In a 1974 issue of the anthropological journal Man, the scholar Jay Miller provides some thoughts on what makes the turtle such a popular world bearer, writing, “I viewed the turtle as a logical choice for such an atlantean because its shape and appearance were suited to this role.” But he goes on to write, specifically of the Lenape belief in a world turtle, that the creature also mirrored aspects that they valued in their culture, such as perseverance and longevity. And that idea doesn’t just apply to the cosmic turtle in Lenape culture. “With intensive research, the above analysis should also apply for other societies that place the earth on the back of a turtle.” Most turtles and tortoises are also famously long-lived, giving them a wise, ancient quality that lends itself to mythologizing.

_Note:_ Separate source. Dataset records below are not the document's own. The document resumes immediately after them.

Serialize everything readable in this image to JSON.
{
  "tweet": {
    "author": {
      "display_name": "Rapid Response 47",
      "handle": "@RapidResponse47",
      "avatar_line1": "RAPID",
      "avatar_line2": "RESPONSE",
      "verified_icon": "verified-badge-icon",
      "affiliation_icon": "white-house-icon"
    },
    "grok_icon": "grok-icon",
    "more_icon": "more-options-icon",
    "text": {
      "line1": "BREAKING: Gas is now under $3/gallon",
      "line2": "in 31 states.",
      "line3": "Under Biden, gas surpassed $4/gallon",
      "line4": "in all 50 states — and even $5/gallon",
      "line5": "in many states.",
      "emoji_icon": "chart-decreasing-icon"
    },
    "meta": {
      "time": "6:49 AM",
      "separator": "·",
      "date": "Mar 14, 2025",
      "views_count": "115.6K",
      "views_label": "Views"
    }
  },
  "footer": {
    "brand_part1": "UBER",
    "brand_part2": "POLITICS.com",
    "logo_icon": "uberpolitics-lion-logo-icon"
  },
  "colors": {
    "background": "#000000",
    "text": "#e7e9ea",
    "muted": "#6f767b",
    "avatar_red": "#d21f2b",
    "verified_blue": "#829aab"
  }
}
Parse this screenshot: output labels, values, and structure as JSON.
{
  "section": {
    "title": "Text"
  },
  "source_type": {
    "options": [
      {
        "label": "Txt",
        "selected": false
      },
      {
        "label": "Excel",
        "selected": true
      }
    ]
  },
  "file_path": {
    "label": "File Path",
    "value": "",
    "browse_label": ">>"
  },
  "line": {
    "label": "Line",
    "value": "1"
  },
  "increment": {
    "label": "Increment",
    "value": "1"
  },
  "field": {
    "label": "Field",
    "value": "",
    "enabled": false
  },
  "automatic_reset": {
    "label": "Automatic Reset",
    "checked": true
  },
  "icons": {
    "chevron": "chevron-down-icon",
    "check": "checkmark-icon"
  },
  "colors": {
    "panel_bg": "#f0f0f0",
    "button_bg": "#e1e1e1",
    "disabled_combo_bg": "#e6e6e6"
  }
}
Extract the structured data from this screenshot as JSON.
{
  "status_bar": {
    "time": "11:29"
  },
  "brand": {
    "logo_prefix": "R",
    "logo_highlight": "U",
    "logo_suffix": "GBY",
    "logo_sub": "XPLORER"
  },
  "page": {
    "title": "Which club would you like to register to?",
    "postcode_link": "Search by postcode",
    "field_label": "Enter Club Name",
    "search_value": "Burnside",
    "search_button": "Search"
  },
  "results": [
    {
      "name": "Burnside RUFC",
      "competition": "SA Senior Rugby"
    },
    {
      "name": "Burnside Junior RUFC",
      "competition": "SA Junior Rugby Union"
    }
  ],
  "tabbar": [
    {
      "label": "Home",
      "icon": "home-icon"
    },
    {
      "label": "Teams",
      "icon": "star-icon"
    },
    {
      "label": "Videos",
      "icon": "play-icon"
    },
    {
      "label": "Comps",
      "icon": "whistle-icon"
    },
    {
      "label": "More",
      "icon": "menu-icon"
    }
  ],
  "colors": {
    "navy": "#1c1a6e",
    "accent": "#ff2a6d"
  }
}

World turtles appear in more modern pop culture as well, from the Great A’Tuin of the late Terry Pratchett’s Discworld franchise, to the all-knowing Maturin of Stephen King’s metaverse. Clearly, it remains cool to imagine that our world is being led through space by a being that actually knows where we’re headed.

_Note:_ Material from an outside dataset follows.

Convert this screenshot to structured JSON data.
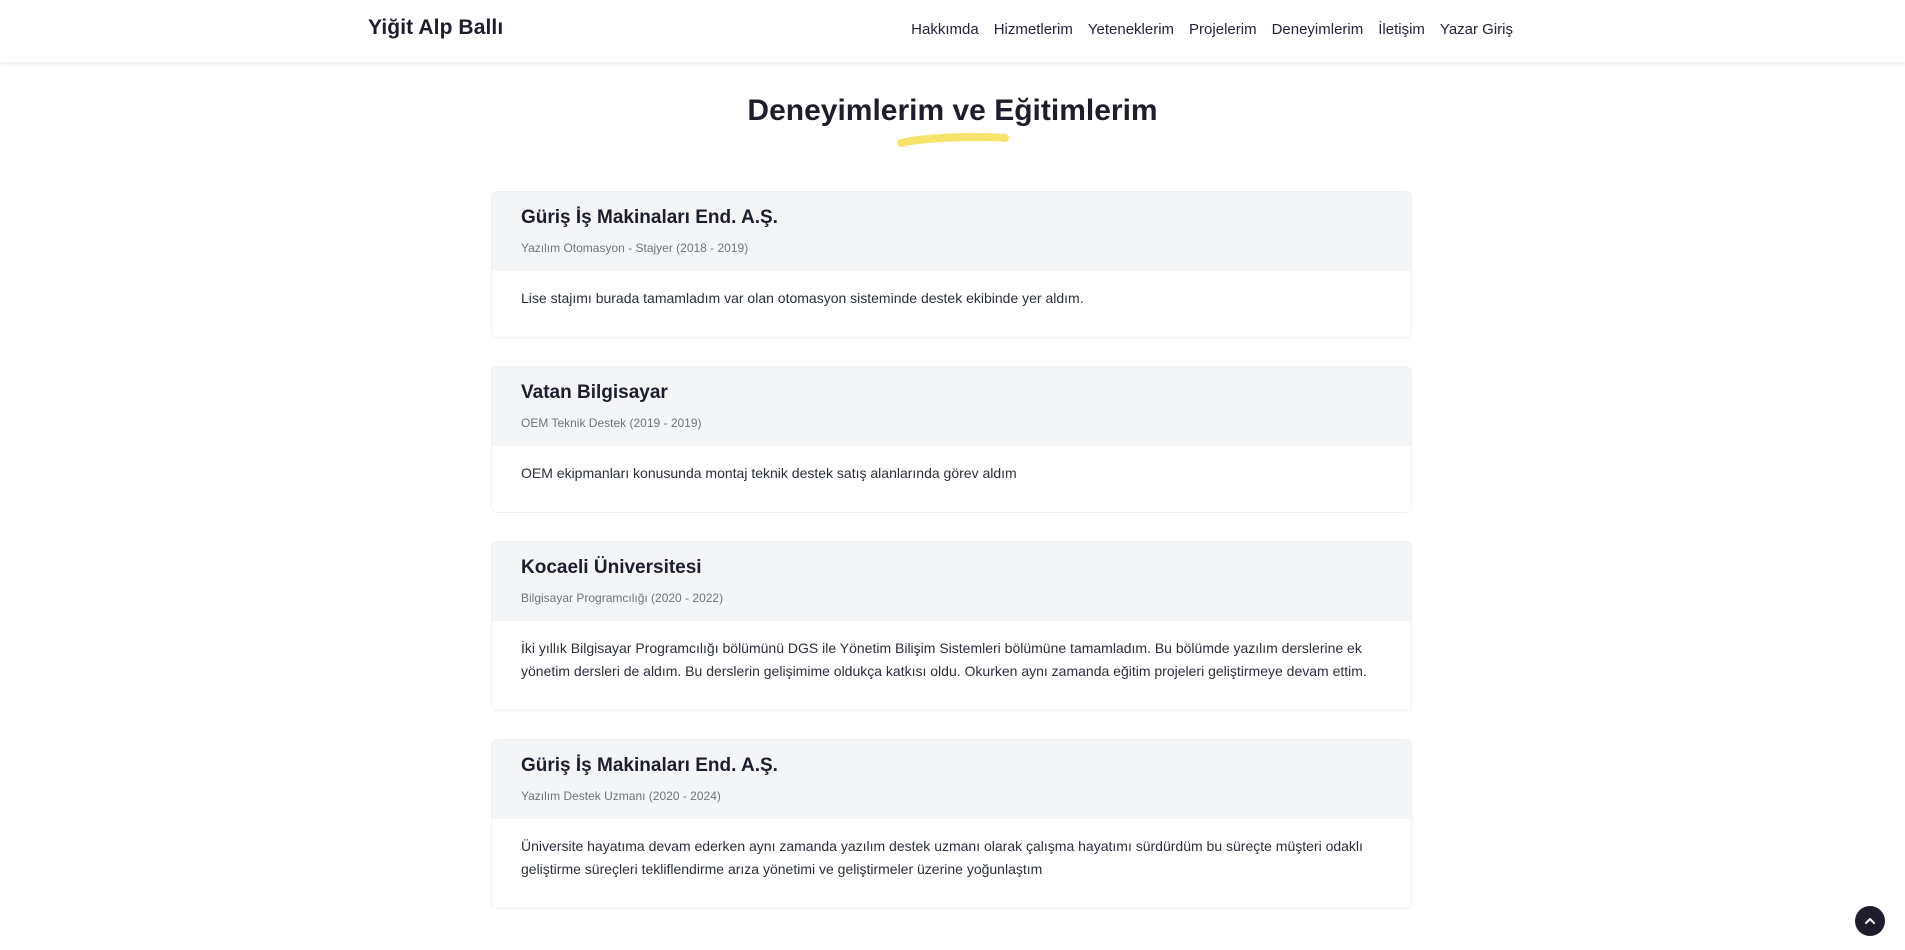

Why Is the World Always on the Back of a Turtle?” As Eric Grundhauser (@OMGrundhauser) explains, it’s mythology all the way down.

* Stephen King


As we contemplate cosmological chordates, we might recall that it was on this date in 762 that Baghdad was founded. After the fall of the Umayyads, the first Muslim dynasty, the victorious Abbasid rulers wanted their own capital from which to rule. They chose a site north of the Sassanid capital of Ctesiphon— a site especially blessed as it had control over strategic and trading routes along the Tigris, and it had an abundance of water in a dry climate. The caliph Al-Mansur commissioned the construction of the city– in the round, a deliberate reminder of an expression in the Qur’an, when it refers to Paradise.

Within a short time, Baghdad evolved into a significant cultural, commercial, and intellectual center of the Muslim world. This, in addition to housing several key academic institutions, including the House of Wisdom (see also here), as well as hosting a multi-ethnic and multi-religious environment, earned the city a worldwide reputation as the “Center of Learning.”

Baghdad was the largest city in the world for much of the Abbasid era during the Islamic Golden Age, peaking at a population of more than a million. But the city was largely destroyed at the hands of the Mongol Empire in 1258, resulting in a decline– fueled by frequent plagues and the turmoil of multiple successive empires– that lingered through many centuries.